Depending on the suspected cause, one or more specialized tests may be performed;

  • Iron tests–when hemochromatosis is suspected
  • Copper and ceruloplasmin–when Wilson’s disease is suspected
  • Anti-mitochondrial antibody (AMA) to help diagnose primary biliary cirrhosis
  • Alpha-1 antitrypsin to help diagnose a deficiency of this protein
  • Genetic tests for inherited liver diseases (hemochromatosis, Wilson disease)
  • Hyaluronic acid test associated with fibrosis if low, then extensive fibrosis is unlikely

Some tests may be ordered to monitor for the development of liver cirrhosis complications;

  • Alpha-fetoprotein (AFP): Often mildly elevated with cirrhosis; may be markedly elevated with liver cancer
  • Des-gamma-carboxy prothrombin (DCP): Maybe elevated with liver cancer
  • Ammonia: Values rise in late-stage liver cirrhosis with liver failure

Liver cirrhosis diagnosis 

Non-laboratory tests used for liver cirrhosis diagnosis.

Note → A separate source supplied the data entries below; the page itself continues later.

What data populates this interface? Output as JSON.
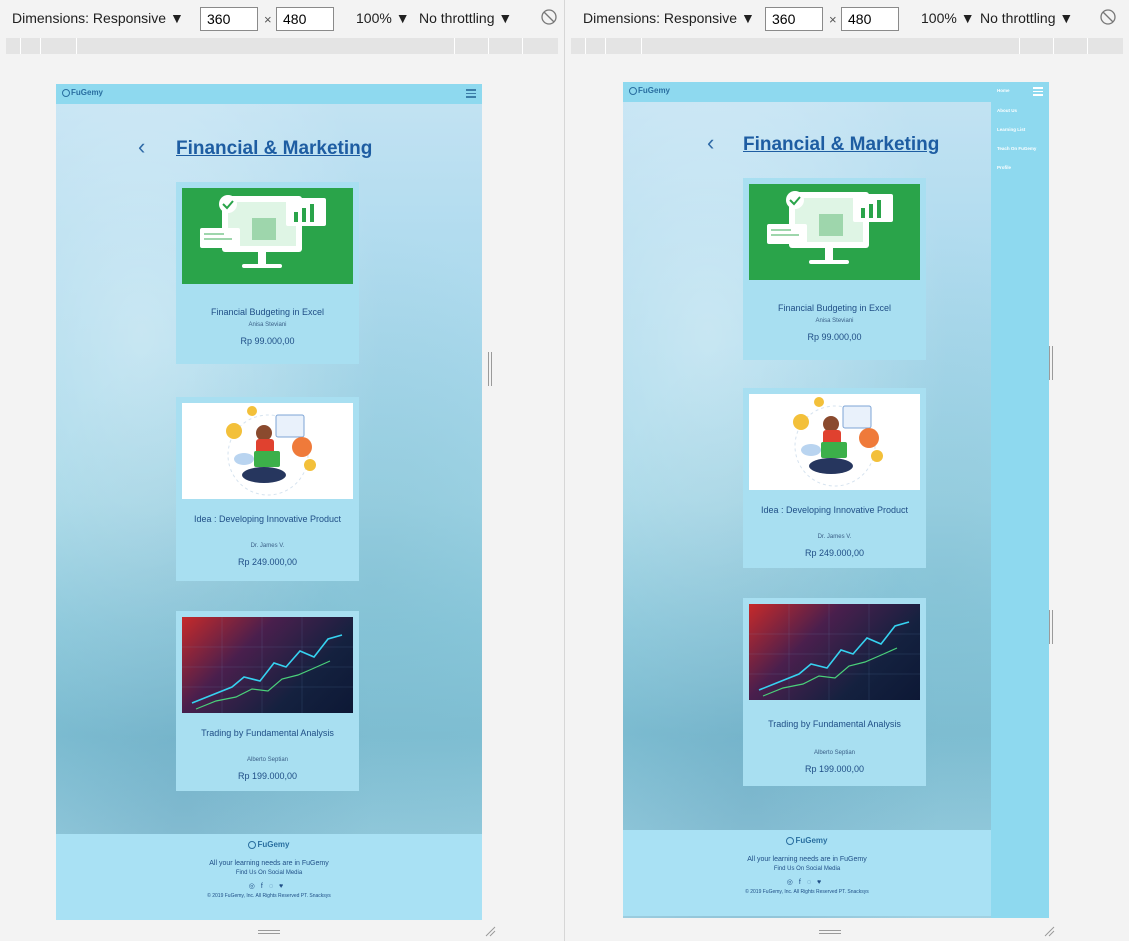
{
  "toolbar": {
    "dimensions_label": "Dimensions: Responsive ▼",
    "width": "360",
    "height": "480",
    "times": "×",
    "zoom": "100% ▼",
    "throttle": "No throttling ▼",
    "rotate_icon": "rotate-icon"
  },
  "page": {
    "logo": "FuGemy",
    "heading": "Financial & Marketing",
    "back_icon": "chevron-left-icon",
    "menu_icon": "hamburger-icon",
    "courses": [
      {
        "title": "Financial Budgeting in Excel",
        "author": "Anisa Steviani",
        "price": "Rp 99.000,00"
      },
      {
        "title": "Idea : Developing Innovative Product",
        "author": "Dr. James V.",
        "price": "Rp 249.000,00"
      },
      {
        "title": "Trading by Fundamental Analysis",
        "author": "Alberto Septian",
        "price": "Rp 199.000,00"
      }
    ],
    "footer": {
      "logo": "FuGemy",
      "line1": "All your learning needs are in FuGemy",
      "line2": "Find Us On Social Media",
      "social_icons": [
        "instagram-icon",
        "facebook-icon",
        "whatsapp-icon",
        "twitter-icon"
      ],
      "copyright": "© 2019 FuGemy, Inc. All Rights Reserved PT. Snacksys"
    }
  },
  "drawer": {
    "items": [
      "Home",
      "About Us",
      "Learning List",
      "Teach On FuGemy",
      "Profile"
    ]
  },
  "colors": {
    "appbar": "#8ed9ef",
    "card": "#a8dff1",
    "heading": "#1e5da2",
    "footer": "#a9e1f4"
  }
}
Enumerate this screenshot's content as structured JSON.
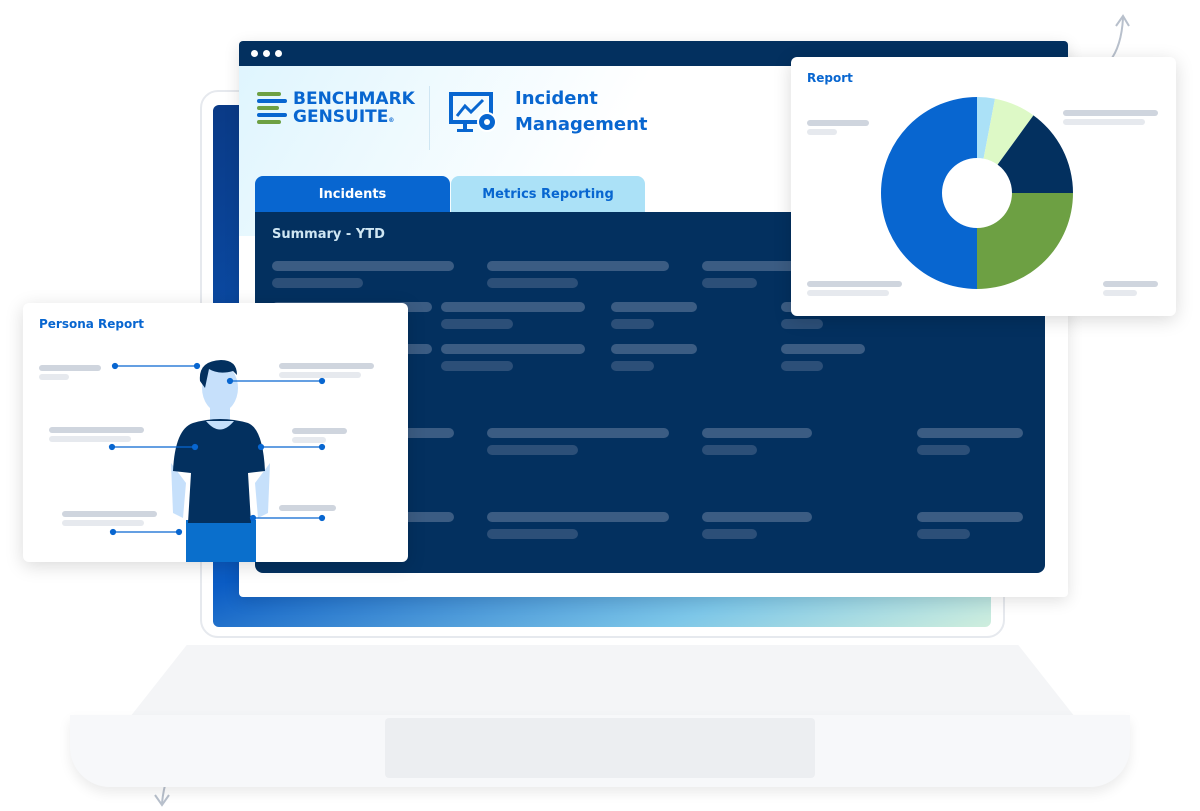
{
  "window": {
    "controls": [
      "dot",
      "dot",
      "dot"
    ]
  },
  "brand": {
    "line1": "BENCHMARK",
    "line2": "GENSUITE",
    "registered": "®",
    "logo_colors": [
      "#0866d0",
      "#6da043"
    ]
  },
  "app": {
    "title_line1": "Incident",
    "title_line2": "Management",
    "icon": "monitor-chart-gear-icon"
  },
  "tabs": [
    {
      "label": "Incidents",
      "active": true
    },
    {
      "label": "Metrics Reporting",
      "active": false
    }
  ],
  "panel": {
    "heading": "Summary - YTD"
  },
  "report_card": {
    "title": "Report"
  },
  "persona_card": {
    "title": "Persona Report"
  },
  "colors": {
    "navy": "#03305f",
    "blue": "#0866d0",
    "light_blue": "#abe1f7",
    "green": "#6da043",
    "light_green": "#ddf9c6"
  },
  "chart_data": {
    "type": "pie",
    "donut": true,
    "values": [
      3,
      7,
      15,
      25,
      50
    ],
    "colors": [
      "#abe1f7",
      "#ddf9c6",
      "#03305f",
      "#6da043",
      "#0866d0"
    ]
  }
}
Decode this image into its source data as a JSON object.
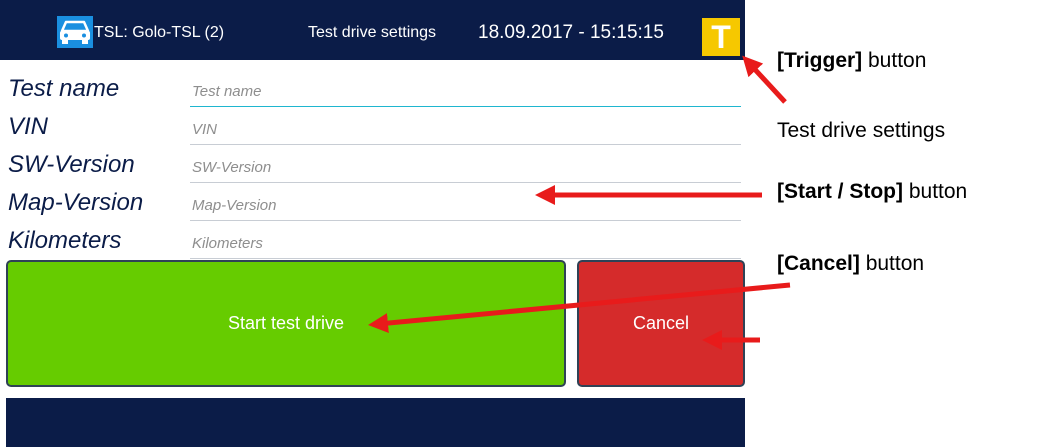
{
  "header": {
    "icon": "car-icon",
    "tsl_label": "TSL: Golo-TSL (2)",
    "title": "Test drive settings",
    "datetime": "18.09.2017 - 15:15:15",
    "trigger_label": "T"
  },
  "form": {
    "fields": [
      {
        "label": "Test name",
        "placeholder": "Test name"
      },
      {
        "label": "VIN",
        "placeholder": "VIN"
      },
      {
        "label": "SW-Version",
        "placeholder": "SW-Version"
      },
      {
        "label": "Map-Version",
        "placeholder": "Map-Version"
      },
      {
        "label": "Kilometers",
        "placeholder": "Kilometers"
      }
    ]
  },
  "buttons": {
    "start_label": "Start test drive",
    "cancel_label": "Cancel"
  },
  "annotations": {
    "trigger": {
      "bold": "[Trigger]",
      "rest": " button"
    },
    "settings": "Test drive settings",
    "start_stop": {
      "bold": "[Start / Stop]",
      "rest": " button"
    },
    "cancel": {
      "bold": "[Cancel]",
      "rest": " button"
    }
  },
  "colors": {
    "topbar": "#0b1c48",
    "car_icon_bg": "#1a8fe0",
    "trigger_bg": "#f6c800",
    "start_bg": "#66cc00",
    "cancel_bg": "#d52b2b",
    "arrow": "#e81b1b"
  }
}
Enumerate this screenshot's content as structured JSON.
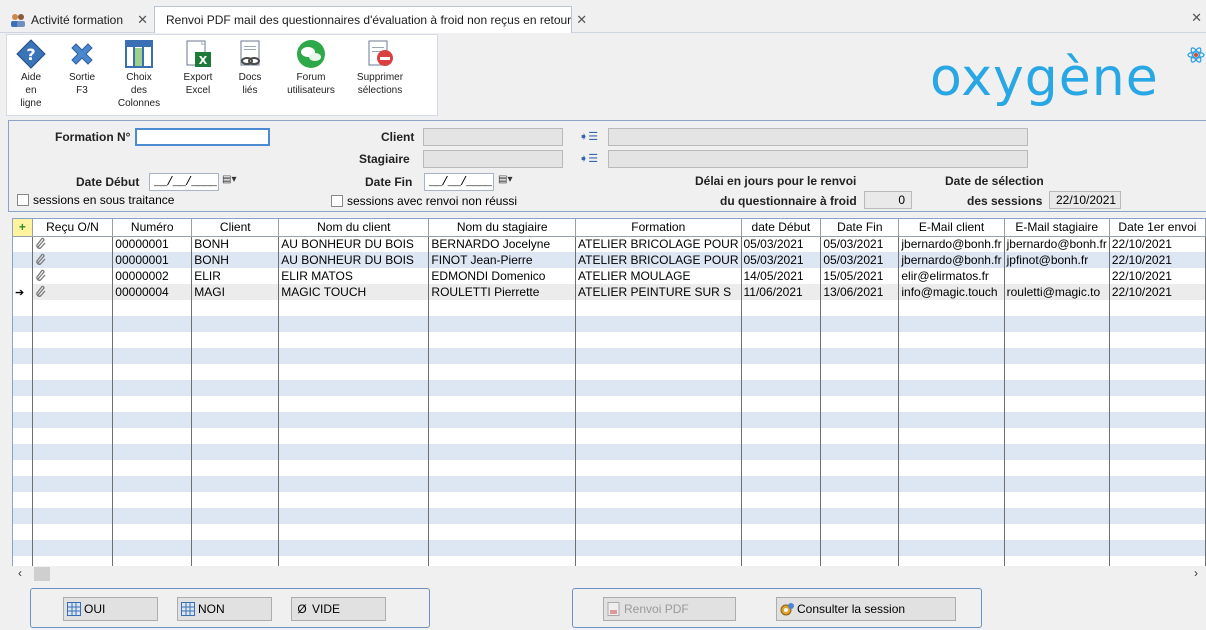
{
  "tabs": [
    {
      "label": "Activité formation",
      "icon": "users-icon"
    },
    {
      "label": "Renvoi PDF mail des questionnaires d'évaluation à froid non reçus en retour",
      "icon": "document-icon",
      "active": true
    }
  ],
  "ribbon": [
    {
      "name": "help-button",
      "label": "Aide\nen\nligne",
      "icon": "help-icon"
    },
    {
      "name": "exit-button",
      "label": "Sortie\nF3",
      "icon": "close-icon"
    },
    {
      "name": "columns-button",
      "label": "Choix\ndes\nColonnes",
      "icon": "columns-icon"
    },
    {
      "name": "export-excel-button",
      "label": "Export\nExcel",
      "icon": "excel-icon"
    },
    {
      "name": "docs-button",
      "label": "Docs\nliés",
      "icon": "linked-docs-icon"
    },
    {
      "name": "forum-button",
      "label": "Forum\nutilisateurs",
      "icon": "forum-icon"
    },
    {
      "name": "clear-selection-button",
      "label": "Supprimer\nsélections",
      "icon": "clear-selection-icon"
    }
  ],
  "logo": "oxygène",
  "filters": {
    "formation_label": "Formation N°",
    "formation_value": "",
    "client_label": "Client",
    "stagiaire_label": "Stagiaire",
    "date_debut_label": "Date Début",
    "date_debut_value": "__/__/____",
    "date_fin_label": "Date Fin",
    "date_fin_value": "__/__/____",
    "sous_traitance_label": "sessions en sous traitance",
    "renvoi_non_reussi_label": "sessions avec renvoi non réussi",
    "delai_label_1": "Délai en jours pour le renvoi",
    "delai_label_2": "du questionnaire à froid",
    "delai_value": "0",
    "selection_label_1": "Date de sélection",
    "selection_label_2": "des sessions",
    "selection_value": "22/10/2021"
  },
  "grid": {
    "columns": [
      "Reçu O/N",
      "Numéro",
      "Client",
      "Nom du client",
      "Nom du stagiaire",
      "Formation",
      "date Début",
      "Date Fin",
      "E-Mail client",
      "E-Mail stagiaire",
      "Date 1er envoi"
    ],
    "rows": [
      [
        "",
        "00000001",
        "BONH",
        "AU BONHEUR DU BOIS",
        "BERNARDO Jocelyne",
        "ATELIER BRICOLAGE POUR",
        "05/03/2021",
        "05/03/2021",
        "jbernardo@bonh.fr",
        "jbernardo@bonh.fr",
        "22/10/2021"
      ],
      [
        "",
        "00000001",
        "BONH",
        "AU BONHEUR DU BOIS",
        "FINOT Jean-Pierre",
        "ATELIER BRICOLAGE POUR",
        "05/03/2021",
        "05/03/2021",
        "jbernardo@bonh.fr",
        "jpfinot@bonh.fr",
        "22/10/2021"
      ],
      [
        "",
        "00000002",
        "ELIR",
        "ELIR MATOS",
        "EDMONDI Domenico",
        "ATELIER MOULAGE",
        "14/05/2021",
        "15/05/2021",
        "elir@elirmatos.fr",
        "",
        "22/10/2021"
      ],
      [
        "",
        "00000004",
        "MAGI",
        "MAGIC TOUCH",
        "ROULETTI Pierrette",
        "ATELIER PEINTURE SUR S",
        "11/06/2021",
        "13/06/2021",
        "info@magic.touch",
        "rouletti@magic.to",
        "22/10/2021"
      ]
    ],
    "current_row": 3
  },
  "buttons": {
    "oui": "OUI",
    "non": "NON",
    "vide": "VIDE",
    "renvoi_pdf": "Renvoi PDF",
    "consulter": "Consulter la session"
  }
}
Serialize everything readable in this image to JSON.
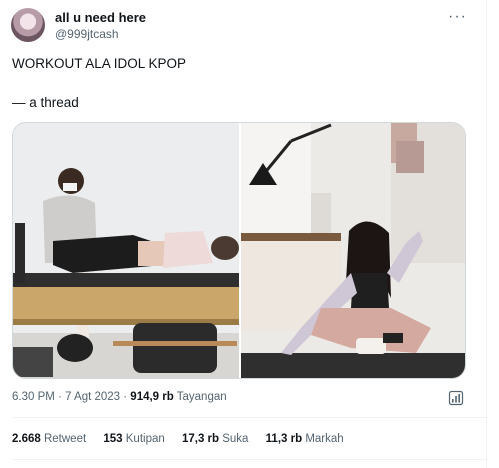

Other procedures and imaging tests may be useful for liver cirrhosis diagnosis;

  • Ultrasound–sometimes advised to help diagnose nonalcoholic fatty liver disease (NAFLD). Periodic ultrasounds are done for some patients to monitor for the development of hepatocellular carcinoma.
  • Magnetic or transient elastography–to evaluate liver fibrosis by measuring liver stiffness
  • CAT scan (computerized axial tomography)
  • ultrasound
  • radioisotope liver/spleen scan
  • liver biopsy

Once it is determined that liver disease is present, immediate treatment is recommended.

Liver cirrhosis treatment

For individuals diagnosed with liver cirrhosis, treatment usually includes:

  • Addressing and treating the underlying cause of the liver disease, where possible. This may involve, for example, treating chronic hepatitis C with medications.
  • Maintaining remaining liver function to help take care of their liver, people with liver cirrhosis should not drink alcohol and should avoid substances that can harm the liver. They may need to change or supplement their diet to ensure adequate nutrition and work with their healthcare provider on medication dosage, since their liver may not process drugs at a normal rate.
  • Treating complications, for example, endoscopy is sometimes needed to look for varices (dilated veins) and to address bleeding varices. In advanced cases of liver cirrhosis, liver transplantation may be showed.